As a candidate, President Joe Biden pledged to reverse what he characterized as President Donald Trump’s “reckless” stance on landmines.
The Convention on the Prohibition of the Use, Stockpiling, Production and Transfer of Anti-Personnel Mines and on Their Destruction, typically referenced as the Ottawa Convention or the Mine Ban Treaty, seeks to end the use of anti-personnel landmines worldwide. It was opened for signature on Dec. 3, 1997, and entered into force on March 1, 1999.
Today, 164 countries are party to the treaty, representing more than 80 percent of the world’s states and all NATO allies except the United States. The Ottawa Convention has won strong global support because anti-personnel landmines are indiscriminate weapons that devastate civilian communities during conflict and for decades after the conflict has ended.
Brown said that the United States “will continue to pursue materiel and operational solutions that would be compliant with and ultimately allow the United States to accede to the Ottawa Convention, while we at the same [time] ensure our ability to meet our alliance commitments.”
Pressed about when the United States could deploy an alternative weapon along the DMZ that would allow it to accede to the Ottawa Convention, Brown said that “it is being worked on, but I would have to defer you to the Department of Defense for the specific acquisition and operational capabilities of future devices.”
Currently, the United States does not maintain any active anti-personnel minefields, not even in South Korea or on the DMZ with North Korea, where the landmines are all owned by South Korea. According to the U.S. State Department, the United States has roughly three million anti-personnel landmines, which are defined as victim-activated. Aside from a single use in Afghanistan in 2002, the United States has not used these weapons since the Persian Gulf War in 1991.

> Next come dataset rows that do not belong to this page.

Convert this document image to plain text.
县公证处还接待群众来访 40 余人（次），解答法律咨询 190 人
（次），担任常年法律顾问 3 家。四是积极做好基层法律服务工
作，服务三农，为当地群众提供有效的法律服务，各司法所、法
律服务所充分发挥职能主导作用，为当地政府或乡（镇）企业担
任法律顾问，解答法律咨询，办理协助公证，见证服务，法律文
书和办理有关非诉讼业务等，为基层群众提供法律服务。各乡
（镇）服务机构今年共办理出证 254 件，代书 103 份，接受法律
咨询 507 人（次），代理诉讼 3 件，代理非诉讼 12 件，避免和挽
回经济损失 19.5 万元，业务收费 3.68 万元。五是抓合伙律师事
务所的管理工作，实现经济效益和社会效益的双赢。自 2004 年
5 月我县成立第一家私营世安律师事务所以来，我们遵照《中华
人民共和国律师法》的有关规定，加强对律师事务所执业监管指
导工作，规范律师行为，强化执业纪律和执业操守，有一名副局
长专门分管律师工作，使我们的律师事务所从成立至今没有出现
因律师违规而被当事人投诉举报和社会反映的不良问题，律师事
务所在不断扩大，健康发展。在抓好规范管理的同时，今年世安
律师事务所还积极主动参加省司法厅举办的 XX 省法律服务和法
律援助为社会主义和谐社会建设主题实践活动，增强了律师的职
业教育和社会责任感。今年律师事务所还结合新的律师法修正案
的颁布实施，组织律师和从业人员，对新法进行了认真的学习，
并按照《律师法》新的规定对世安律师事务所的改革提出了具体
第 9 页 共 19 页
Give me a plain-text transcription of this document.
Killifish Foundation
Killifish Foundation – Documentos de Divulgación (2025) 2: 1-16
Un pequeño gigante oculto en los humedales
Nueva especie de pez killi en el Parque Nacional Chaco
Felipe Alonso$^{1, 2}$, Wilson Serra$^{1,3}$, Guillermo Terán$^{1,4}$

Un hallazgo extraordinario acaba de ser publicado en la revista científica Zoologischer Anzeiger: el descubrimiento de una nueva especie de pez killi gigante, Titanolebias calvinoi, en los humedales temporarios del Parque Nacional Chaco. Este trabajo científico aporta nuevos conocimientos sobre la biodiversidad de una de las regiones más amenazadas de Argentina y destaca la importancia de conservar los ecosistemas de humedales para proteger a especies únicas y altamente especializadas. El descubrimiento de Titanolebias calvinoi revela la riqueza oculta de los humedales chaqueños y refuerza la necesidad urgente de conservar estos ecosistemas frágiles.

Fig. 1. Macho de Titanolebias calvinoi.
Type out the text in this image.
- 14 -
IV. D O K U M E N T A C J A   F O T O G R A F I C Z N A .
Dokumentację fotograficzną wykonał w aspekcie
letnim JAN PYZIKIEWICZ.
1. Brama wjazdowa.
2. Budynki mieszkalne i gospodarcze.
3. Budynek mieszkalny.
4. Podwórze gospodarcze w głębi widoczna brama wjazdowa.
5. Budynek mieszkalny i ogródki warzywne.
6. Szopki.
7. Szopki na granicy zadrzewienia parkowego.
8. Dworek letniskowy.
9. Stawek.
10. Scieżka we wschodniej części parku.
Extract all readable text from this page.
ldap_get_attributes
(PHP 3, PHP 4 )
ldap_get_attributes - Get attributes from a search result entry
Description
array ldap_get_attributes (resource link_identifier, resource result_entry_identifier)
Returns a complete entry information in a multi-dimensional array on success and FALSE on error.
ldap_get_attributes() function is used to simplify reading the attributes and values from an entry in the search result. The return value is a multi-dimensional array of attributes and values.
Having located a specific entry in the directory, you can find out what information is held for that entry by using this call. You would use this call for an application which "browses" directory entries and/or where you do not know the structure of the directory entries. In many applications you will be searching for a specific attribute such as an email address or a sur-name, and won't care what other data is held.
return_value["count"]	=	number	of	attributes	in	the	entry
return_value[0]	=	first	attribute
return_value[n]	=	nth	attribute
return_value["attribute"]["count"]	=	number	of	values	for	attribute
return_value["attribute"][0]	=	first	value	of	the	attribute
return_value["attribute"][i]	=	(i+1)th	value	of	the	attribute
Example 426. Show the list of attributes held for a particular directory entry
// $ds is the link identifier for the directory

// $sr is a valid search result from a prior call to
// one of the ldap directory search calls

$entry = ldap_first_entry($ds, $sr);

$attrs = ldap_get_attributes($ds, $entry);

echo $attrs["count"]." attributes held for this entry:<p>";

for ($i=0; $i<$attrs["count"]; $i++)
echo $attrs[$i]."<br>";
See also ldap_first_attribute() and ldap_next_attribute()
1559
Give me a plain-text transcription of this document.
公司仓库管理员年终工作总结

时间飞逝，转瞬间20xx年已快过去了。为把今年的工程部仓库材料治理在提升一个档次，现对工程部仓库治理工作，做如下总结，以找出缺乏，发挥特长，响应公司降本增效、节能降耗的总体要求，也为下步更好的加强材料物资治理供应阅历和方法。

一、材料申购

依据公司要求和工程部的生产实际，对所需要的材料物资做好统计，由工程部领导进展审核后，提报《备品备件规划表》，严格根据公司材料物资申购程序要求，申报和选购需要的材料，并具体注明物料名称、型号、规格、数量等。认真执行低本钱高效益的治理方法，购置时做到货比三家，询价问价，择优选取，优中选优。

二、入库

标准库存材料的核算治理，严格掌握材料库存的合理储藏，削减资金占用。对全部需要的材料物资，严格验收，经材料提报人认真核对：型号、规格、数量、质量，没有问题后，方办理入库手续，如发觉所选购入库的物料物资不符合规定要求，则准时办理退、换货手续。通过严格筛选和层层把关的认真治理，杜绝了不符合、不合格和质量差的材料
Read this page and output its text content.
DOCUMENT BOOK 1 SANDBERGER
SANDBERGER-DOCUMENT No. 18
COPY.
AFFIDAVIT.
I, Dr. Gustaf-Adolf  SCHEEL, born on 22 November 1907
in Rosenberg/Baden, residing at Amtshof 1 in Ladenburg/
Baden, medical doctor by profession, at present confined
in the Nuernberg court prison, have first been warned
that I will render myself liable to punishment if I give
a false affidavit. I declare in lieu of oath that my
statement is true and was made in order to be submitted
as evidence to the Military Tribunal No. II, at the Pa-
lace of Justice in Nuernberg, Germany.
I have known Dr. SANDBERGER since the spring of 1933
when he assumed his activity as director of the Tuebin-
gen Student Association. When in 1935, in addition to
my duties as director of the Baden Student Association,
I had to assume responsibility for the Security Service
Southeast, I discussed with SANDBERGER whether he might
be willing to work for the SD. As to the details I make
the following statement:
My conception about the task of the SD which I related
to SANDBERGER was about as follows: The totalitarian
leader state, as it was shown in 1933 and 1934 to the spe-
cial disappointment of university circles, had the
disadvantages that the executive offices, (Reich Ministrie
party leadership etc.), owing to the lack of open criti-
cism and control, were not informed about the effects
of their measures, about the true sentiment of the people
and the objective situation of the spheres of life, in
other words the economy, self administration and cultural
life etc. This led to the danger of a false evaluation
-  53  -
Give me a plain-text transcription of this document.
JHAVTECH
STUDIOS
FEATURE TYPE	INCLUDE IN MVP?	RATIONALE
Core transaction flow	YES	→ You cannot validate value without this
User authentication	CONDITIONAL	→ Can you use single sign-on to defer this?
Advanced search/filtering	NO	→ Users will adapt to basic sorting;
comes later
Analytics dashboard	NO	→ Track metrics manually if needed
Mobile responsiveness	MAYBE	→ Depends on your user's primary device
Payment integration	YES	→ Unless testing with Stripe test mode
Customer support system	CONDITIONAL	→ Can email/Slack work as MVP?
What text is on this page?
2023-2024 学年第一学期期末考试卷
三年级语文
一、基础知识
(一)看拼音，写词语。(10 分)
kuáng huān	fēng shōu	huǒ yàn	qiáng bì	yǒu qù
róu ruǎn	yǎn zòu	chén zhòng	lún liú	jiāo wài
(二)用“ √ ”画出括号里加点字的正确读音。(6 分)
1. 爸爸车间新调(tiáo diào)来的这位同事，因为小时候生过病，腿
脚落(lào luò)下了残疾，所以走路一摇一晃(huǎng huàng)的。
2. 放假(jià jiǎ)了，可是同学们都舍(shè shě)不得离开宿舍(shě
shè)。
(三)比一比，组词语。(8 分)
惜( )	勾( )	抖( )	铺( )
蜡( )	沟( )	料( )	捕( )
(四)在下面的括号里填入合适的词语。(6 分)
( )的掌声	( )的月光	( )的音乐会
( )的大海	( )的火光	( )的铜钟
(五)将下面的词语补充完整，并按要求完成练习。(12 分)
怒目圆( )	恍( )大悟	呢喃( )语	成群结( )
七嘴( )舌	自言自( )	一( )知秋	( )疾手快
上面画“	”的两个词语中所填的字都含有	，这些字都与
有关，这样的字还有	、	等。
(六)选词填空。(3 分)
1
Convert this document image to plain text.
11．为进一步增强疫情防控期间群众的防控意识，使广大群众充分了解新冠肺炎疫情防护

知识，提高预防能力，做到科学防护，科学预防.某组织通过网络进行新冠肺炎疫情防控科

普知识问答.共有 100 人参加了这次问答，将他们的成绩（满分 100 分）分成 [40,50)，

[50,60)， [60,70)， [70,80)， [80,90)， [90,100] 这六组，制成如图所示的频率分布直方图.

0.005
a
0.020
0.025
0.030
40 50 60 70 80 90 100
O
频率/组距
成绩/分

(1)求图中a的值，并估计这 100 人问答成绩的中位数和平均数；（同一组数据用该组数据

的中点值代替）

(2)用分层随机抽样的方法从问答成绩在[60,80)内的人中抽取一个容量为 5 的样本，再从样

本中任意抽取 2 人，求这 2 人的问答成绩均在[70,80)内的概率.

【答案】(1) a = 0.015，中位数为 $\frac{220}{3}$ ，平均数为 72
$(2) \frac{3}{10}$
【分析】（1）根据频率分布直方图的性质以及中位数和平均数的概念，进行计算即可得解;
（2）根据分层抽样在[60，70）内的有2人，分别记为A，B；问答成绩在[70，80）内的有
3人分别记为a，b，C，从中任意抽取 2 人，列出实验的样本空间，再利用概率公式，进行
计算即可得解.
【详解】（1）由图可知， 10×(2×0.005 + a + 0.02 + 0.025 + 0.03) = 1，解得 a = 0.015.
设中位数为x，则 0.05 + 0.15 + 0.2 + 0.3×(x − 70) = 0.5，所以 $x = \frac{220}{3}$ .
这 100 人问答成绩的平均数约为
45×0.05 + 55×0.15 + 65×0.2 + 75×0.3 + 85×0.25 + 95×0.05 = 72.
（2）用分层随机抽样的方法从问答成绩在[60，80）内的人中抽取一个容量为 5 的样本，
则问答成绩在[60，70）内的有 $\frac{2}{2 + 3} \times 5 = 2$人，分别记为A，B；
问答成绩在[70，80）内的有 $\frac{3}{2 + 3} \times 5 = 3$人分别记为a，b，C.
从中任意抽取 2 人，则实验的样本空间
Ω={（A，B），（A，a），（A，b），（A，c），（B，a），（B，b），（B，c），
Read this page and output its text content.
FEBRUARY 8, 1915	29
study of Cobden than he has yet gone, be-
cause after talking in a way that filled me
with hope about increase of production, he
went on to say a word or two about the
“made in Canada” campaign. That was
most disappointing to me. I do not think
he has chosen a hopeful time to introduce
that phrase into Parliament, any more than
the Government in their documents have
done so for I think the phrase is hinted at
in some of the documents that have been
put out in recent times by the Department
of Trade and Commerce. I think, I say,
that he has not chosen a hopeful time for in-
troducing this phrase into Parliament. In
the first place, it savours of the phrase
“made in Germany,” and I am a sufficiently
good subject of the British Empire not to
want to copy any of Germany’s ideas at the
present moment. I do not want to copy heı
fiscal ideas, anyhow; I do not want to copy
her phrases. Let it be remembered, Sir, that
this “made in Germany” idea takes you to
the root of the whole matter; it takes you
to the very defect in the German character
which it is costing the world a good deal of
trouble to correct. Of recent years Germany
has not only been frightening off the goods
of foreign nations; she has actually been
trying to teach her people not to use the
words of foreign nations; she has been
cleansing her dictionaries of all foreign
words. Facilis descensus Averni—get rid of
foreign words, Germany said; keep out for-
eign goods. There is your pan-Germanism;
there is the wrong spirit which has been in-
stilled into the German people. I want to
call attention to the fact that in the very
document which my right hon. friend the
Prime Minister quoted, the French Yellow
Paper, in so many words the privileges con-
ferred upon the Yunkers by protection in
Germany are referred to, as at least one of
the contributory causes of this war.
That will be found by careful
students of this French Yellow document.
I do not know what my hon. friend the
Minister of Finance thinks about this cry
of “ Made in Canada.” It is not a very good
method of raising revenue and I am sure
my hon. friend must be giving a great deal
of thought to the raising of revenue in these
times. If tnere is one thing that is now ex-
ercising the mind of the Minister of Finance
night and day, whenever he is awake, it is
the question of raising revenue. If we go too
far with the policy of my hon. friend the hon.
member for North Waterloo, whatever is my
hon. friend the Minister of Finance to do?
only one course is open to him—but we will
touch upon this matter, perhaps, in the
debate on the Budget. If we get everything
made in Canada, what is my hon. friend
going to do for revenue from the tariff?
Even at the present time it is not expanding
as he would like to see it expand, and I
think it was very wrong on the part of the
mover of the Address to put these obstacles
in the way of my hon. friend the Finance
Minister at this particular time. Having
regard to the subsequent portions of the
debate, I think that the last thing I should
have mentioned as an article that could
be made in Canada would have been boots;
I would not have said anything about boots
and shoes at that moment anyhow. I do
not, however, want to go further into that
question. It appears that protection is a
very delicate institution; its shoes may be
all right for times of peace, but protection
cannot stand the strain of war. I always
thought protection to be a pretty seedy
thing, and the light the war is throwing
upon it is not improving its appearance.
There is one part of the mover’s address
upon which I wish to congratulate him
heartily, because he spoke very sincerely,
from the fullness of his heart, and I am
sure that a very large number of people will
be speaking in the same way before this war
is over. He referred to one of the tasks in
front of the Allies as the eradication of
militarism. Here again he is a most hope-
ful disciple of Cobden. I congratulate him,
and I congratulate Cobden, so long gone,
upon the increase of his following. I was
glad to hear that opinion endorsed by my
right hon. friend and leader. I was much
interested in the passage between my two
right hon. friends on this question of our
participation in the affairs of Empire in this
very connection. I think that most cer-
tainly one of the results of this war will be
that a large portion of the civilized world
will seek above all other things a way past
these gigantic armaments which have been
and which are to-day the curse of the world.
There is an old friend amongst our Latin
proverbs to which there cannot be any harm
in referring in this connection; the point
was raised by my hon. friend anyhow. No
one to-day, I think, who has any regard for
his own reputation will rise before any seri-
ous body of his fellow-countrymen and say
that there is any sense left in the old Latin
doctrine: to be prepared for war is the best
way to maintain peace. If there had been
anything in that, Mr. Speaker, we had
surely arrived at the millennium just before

“The administration’s policy stands in a sharp contrast to Russia’s actions in Ukraine, where there’s compelling evidence that Russian forces are using explosive munitions, including landmines, in an irresponsible manner which is causing extensive harm to civilians and damage to vital civilian infrastructure there,” Brown said. Russia is not party to the Mine Ban Treaty but Ukraine is.
The United States recently transferred Claymore mines to Ukraine. They are command-detonated weapons, meaning they tend to be less lethal to civilians. The Ottawa Convention outlaws landmines that are victim activated.
The U.S. Campaign to Ban Landmines welcomed the policy adjustment, calling it “an important first step toward the ultimate goal of the United States joining the Mine Ban Treaty and banning the use, production, and transfer of anti-personnel landmines worldwide.”
States-parties to the Ottawa Convention, including Germany, Norway, and Spain, and Switzerland, praised the Biden policy adjustment in statements delivered at Mine Ban Treaty meetings in Geneva in late June, which the United States attended as an observer and used as a venue to announce its new policy.
Norway’s delegation, in a tweet on June 21, said, “Norway warmly welcomes the United States new landmine policy, bringing [it] in closer alignment with the requirements of the Mine Ban Treaty, and an important step toward possible accession.” The German delegation called it an “important step to achieve a mine-free world and universalization of the Ottawa Convention.”